Punteggio affidabilità : 5.2/10

La Peugeot 208 di prima generazione (nome in codice A9) ha segnato una rottura importante per il marchio del Leone. Sostituta della 207, inaugura il famoso 'i-Cockpit' (volante piccolo, strumentazione rialzata, schermo touch centrale) e beneficia di una drastica cura dimagrante (fino a -110 kg rispetto alla 207), a grande vantaggio dell'agilità e dei consumi. Restylizzata nel 2015 (nuovi fari 3D, calandra allargata, aggiornamento multimediale), ha riscosso un enorme successo commerciale.
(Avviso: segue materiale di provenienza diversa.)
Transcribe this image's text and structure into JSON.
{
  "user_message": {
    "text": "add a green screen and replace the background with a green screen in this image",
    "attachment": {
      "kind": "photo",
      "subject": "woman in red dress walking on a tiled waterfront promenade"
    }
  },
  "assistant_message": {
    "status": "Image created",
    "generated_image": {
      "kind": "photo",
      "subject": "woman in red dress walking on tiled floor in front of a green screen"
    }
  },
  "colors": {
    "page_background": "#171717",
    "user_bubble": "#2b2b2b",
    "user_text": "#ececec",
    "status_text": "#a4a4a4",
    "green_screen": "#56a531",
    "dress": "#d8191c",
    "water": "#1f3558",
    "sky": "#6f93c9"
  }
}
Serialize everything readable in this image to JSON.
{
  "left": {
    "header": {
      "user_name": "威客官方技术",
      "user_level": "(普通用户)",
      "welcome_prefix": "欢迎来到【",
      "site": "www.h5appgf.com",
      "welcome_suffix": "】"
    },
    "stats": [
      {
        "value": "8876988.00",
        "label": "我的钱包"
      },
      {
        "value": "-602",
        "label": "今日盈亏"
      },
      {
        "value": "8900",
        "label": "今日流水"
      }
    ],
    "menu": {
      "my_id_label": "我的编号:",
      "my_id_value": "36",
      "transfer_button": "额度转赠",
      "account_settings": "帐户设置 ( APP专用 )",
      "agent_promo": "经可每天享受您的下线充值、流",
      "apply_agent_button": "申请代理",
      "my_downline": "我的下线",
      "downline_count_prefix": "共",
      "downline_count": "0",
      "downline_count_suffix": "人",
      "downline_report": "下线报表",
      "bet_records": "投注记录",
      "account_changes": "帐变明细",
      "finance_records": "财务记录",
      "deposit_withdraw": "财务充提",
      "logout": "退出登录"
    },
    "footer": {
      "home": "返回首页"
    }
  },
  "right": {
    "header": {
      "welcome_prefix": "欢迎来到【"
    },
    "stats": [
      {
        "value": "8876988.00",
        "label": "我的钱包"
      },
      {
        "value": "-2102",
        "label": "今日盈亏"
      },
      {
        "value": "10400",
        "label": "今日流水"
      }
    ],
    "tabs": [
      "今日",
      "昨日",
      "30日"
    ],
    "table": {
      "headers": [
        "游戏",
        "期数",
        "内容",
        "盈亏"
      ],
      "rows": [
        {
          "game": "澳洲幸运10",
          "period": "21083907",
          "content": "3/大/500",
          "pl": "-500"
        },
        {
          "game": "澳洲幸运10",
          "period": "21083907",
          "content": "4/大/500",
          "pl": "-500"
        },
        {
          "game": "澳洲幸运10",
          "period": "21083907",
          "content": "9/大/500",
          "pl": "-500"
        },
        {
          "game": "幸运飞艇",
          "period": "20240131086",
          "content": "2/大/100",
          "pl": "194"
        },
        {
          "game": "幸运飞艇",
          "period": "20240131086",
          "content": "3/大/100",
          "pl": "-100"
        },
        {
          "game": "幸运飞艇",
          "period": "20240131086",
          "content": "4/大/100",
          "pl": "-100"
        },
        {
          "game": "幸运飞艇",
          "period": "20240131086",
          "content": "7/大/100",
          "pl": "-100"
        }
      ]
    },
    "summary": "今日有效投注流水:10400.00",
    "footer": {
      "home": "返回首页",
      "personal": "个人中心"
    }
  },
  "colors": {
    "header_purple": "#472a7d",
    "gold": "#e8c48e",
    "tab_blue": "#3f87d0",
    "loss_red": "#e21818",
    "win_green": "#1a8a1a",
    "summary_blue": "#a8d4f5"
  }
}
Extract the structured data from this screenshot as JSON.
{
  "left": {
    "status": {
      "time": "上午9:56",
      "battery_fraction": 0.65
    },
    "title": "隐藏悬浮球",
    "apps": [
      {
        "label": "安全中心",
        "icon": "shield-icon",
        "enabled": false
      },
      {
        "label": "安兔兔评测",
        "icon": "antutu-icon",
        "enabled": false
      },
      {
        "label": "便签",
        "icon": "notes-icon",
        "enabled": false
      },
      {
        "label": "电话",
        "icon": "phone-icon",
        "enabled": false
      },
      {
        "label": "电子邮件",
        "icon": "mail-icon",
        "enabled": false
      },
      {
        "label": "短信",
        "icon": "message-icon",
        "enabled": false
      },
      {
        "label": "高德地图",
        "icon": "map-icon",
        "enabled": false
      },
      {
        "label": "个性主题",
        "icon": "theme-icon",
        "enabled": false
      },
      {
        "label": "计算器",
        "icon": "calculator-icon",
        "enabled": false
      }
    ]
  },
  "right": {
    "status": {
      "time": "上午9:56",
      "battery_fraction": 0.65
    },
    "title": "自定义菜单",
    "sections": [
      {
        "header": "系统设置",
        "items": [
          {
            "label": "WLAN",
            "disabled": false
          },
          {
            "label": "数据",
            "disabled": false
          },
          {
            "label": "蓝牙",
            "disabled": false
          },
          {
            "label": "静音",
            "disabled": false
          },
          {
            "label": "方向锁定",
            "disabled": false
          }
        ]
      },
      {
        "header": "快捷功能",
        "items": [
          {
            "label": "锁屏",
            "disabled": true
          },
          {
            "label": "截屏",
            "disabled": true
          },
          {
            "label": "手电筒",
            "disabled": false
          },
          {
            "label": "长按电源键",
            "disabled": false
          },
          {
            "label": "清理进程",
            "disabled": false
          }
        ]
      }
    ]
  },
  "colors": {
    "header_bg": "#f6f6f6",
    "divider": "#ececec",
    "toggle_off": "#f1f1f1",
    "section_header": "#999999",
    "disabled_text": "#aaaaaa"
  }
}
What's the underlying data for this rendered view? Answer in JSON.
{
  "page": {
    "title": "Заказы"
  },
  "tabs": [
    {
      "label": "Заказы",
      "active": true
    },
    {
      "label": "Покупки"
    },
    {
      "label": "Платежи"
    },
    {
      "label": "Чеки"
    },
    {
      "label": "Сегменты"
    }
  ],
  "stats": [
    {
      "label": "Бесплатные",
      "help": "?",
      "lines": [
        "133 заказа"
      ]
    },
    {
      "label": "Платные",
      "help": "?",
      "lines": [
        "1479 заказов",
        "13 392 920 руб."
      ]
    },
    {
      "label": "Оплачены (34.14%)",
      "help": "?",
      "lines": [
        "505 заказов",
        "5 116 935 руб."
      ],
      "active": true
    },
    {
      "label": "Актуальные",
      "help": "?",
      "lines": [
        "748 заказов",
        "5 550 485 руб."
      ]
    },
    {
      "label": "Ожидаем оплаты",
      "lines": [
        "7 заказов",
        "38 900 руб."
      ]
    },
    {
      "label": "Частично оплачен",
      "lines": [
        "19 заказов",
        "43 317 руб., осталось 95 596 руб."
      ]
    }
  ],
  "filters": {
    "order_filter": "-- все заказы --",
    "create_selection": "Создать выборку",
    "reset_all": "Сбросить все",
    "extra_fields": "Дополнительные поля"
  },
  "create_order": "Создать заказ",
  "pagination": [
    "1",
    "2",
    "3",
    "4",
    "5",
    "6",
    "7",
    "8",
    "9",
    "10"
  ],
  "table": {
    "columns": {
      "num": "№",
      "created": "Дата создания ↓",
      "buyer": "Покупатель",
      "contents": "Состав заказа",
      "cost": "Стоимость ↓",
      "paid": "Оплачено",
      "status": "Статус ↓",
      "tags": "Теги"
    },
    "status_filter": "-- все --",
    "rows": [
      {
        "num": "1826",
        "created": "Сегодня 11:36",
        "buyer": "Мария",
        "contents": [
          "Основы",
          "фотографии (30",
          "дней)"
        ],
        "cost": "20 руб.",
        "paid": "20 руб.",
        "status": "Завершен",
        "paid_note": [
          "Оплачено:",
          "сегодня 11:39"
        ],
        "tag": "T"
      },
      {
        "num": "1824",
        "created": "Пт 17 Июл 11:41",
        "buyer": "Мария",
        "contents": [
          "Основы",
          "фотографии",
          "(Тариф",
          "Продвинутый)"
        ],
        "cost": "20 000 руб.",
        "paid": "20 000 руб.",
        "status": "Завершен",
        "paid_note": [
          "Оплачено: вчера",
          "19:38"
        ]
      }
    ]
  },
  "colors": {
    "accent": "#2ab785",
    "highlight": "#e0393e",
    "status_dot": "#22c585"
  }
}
Tuttavia, il suo bilancio di affidabilità è pesantemente compromesso dai gravi difetti di progettazione delle sue motorizzazioni a benzina (famiglie Prince e PureTech) e dei suoi sistemi di depurazione diesel (BlueHDi).

✅ Punti di forza

⚠️ Punti deboli

🎯 Verdetto

La Peugeot 208 I è un'ottima auto sulla carta, rovinata da scelte ingegneristiche disastrose per le sue motorizzazioni. Se cercate una benzina, la prudenza è d'obbligo: evitate i 1.2 PureTech la cui cinghia non è stata cambiata di recente e la cui manutenzione non è chiara. Anche i vecchi 1.4/1.6 VTi e THP richiedono grande vigilanza (catena). Paradossalmente, gli acquisti più sicuri su questa generazione sono i diesel precedenti al 2015 (1.4 HDi e 1.6 e-HDi). Se optate per un BlueHDi, assicuratevi che il serbatoio AdBlue sia già stato sostituito con il nuovo riferimento.